Sunday, September 1, 2013

Linking With A New Persepctive




I

I hope you all read Jennelle's blog at A New Prospective. It took us awhile to find one another. She left a comment on my blog which stated how much alike our journeys in Dd were. Then she sent me an email and a friendship was born. Jennelle and I  both have the most consistent of HoHs. These men are right there to guide and lead us.  We were both military wives living through deployments. When separations were in full swing, we each made the decisions for our families. When hubbies returned, we each had a hard time giving up the control and accepting our husbands' leadership. We each were talented in keeping arguments going long after decisions were made. We each have been spanked for the arguing and the inability to relinquish control. We each have shared the spanking episodes we have endured on our blogs and our emails.  Our husbands are gentle, calm, consistent and completely reliable as to how to handle a wife that won't accept decisions made.
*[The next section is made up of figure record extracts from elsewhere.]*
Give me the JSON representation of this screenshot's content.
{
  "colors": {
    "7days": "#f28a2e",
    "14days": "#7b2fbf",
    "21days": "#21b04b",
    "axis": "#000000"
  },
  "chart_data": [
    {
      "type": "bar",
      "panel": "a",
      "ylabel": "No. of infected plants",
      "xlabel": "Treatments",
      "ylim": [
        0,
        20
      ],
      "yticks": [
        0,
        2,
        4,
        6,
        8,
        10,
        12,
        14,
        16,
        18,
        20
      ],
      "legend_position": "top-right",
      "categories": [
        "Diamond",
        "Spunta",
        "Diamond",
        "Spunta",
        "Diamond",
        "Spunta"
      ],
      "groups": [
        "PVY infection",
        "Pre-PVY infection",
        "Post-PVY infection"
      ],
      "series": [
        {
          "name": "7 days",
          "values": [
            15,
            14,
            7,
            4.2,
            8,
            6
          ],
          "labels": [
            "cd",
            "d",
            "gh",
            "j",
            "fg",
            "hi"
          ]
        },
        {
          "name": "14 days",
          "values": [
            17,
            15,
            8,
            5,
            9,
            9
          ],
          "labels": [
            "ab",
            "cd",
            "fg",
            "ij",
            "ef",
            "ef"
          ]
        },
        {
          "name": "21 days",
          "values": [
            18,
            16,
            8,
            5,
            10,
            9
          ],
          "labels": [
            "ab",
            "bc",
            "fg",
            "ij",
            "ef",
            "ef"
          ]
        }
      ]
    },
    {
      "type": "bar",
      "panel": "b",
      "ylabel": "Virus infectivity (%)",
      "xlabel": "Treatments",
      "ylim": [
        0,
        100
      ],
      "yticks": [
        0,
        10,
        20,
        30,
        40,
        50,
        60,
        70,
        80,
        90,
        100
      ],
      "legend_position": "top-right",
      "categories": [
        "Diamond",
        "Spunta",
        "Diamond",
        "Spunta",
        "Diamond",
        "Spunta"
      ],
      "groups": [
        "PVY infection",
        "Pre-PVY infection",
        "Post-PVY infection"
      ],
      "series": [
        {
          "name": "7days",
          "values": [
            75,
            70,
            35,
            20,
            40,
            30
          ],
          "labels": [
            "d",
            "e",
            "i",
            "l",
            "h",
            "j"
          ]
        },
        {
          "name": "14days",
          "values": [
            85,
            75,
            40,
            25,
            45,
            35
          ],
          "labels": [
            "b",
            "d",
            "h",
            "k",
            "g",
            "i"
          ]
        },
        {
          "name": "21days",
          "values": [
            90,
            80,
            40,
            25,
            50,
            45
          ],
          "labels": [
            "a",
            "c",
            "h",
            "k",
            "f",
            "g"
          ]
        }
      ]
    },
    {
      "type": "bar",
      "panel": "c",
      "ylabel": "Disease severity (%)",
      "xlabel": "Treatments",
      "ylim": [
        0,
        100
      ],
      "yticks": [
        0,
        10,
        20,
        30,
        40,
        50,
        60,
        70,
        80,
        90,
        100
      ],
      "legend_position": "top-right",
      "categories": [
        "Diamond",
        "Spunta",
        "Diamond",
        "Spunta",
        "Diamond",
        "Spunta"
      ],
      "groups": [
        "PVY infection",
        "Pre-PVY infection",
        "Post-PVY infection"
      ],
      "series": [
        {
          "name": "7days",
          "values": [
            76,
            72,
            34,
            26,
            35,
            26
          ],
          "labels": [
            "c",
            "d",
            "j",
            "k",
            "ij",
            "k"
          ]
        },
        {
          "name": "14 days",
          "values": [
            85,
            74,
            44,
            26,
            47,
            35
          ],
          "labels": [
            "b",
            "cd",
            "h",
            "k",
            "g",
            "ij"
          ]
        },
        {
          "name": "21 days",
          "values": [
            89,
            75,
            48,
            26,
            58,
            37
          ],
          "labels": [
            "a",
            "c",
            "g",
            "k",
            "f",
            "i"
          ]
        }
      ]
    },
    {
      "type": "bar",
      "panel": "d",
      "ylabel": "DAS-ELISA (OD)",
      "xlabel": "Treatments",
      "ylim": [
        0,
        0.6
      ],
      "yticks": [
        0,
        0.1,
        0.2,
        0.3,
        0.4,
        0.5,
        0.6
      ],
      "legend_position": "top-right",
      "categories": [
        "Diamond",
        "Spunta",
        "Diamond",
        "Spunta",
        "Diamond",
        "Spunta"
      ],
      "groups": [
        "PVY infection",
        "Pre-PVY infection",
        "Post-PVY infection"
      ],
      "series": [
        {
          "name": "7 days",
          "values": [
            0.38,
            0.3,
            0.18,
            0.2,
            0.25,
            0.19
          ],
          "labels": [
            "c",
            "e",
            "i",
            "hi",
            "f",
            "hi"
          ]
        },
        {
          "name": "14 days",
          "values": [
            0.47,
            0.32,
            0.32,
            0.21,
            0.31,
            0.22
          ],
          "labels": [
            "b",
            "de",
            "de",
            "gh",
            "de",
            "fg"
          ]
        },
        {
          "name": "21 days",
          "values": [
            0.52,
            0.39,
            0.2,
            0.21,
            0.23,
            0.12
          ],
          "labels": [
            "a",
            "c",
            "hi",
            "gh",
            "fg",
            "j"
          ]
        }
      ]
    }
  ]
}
When we found one another, each of us had recently been spanked and bemoaned how we each wanted to reach that place where we accepted our husbands ' decisions as we recognized how difficult that was.  When we first emailed one anther, we talked about deployments and the difficult involved in separation. Then we began to offer one another support. Jennelle told me she was learning to soften a discussion and to submit to spankings. Things were looking up and she and her husband were listening to one another. 

Her most recent post is a shining example of what happens when a wife accepts her husband's leadership and guidance. In the post, she acknowledges that there will be spankings, but she has learned to avoid angry confrontations and show respect when discussions replace arguments. As a result, she writes that her husband's speaking is gentle and loving. They are living the Dd life and it is working. 

I cannot imagine not having other Dd women in my life like Jennelle. To do ttwd/Dd, I need the support of other women who catch me when I stumble and cheer when I have done well following my husband's leadership. We are blogging because we care about one another. We want to learn and help one another. 

Read Jennelle's blog and comment on her keen insight. She definitely has a new perspective and I applaud her. I am not where she is just yet, but I will be. She helps me sort things out and is helping me  get it right. Tell her I said hello!